Companies accused of exposing consumers to fraud and trickery want Trump to let them freely buy and sell your personal information.
By Freddy Brewster, The Lever
As the Trump administration attempts to eviscerate the federal agency tasked with overseeing consumer protection, Big Tech trade associations and data brokers peddling consumer data are trying to kill a rule that would limit how they can sell sensitive personal information like your Social Security number and home address.
Some of those companies have been previously sued by regulators for issuing false credit reports and tricking consumers into monthly paid subscriptions. One of the largest of the companies was recently fined $150 million for knowingly selling more than 30 million consumers’ data to fraudsters who went on to target elderly victims.

If these groups get their way, the sensitive data for millions of Americans will continue to be up for sale, and experts say nefarious actors could potentially buy personal data that includes not just financial information but also data on dating app usage, exercise habits, health metrics, and users’ locations.
Buyers of this information have been known to use it for targeted ads, frauds, and scams. In one instance, a religious publication used “commercially available records of app signal data” to out a gay priest.
The proposed rule, first issued by the Biden administration in December 2024, would provide greater protection for consumers whose data is often spread across the internet by subjecting certain sensitive information — telephone numbers, personal financial ratings, income, and other personal details — to strict guidelines established in the Fair Credit Reporting Act, a 1970 law that placed limits on the selling of consumer data.

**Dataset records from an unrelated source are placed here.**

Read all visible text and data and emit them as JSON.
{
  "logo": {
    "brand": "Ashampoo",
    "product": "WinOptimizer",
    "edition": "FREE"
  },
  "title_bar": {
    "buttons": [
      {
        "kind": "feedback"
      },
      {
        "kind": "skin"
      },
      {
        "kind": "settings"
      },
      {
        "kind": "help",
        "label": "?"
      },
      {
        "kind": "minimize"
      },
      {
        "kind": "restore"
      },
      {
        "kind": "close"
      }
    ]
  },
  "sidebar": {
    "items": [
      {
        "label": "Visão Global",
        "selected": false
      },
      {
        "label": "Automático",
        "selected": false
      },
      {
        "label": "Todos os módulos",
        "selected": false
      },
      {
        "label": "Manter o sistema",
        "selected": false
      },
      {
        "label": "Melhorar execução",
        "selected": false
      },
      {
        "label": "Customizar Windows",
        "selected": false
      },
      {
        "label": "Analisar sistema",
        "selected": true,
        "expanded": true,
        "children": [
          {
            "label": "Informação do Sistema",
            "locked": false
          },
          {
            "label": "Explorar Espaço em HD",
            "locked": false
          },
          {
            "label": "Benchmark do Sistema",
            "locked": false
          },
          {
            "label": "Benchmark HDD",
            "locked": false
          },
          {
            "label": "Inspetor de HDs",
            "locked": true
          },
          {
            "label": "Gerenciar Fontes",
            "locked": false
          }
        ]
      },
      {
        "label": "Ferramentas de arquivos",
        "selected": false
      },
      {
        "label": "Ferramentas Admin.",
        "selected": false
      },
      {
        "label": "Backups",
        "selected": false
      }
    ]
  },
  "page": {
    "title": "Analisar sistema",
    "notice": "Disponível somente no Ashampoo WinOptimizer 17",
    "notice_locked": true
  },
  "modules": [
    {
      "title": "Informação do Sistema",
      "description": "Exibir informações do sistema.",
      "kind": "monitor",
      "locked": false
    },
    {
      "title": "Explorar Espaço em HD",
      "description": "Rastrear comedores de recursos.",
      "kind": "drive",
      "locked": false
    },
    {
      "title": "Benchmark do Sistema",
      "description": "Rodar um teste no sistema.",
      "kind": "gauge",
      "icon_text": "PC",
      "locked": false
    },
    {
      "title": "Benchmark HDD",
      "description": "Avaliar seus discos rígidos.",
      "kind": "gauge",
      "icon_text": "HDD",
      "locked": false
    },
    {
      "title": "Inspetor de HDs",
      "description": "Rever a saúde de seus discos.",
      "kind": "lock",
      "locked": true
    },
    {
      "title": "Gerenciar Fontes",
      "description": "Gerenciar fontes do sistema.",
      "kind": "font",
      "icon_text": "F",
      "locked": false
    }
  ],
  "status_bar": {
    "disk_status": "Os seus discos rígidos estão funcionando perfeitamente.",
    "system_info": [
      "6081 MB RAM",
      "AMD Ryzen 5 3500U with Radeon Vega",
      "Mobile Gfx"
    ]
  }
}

“In recent years, the consumer reporting marketplace has evolved in ways that imperil Americans’ privacy,” the Consumer Financial Protection Bureau wrote in the rule announcement. “Vast troves of sensitive data, including, for example, individualized data about a consumer’s finances, are bought and sold, without consumers’ knowledge or consent, by data brokers who believe that the [Fair Credit Reporting Act] does not apply to them or to some of their activities.”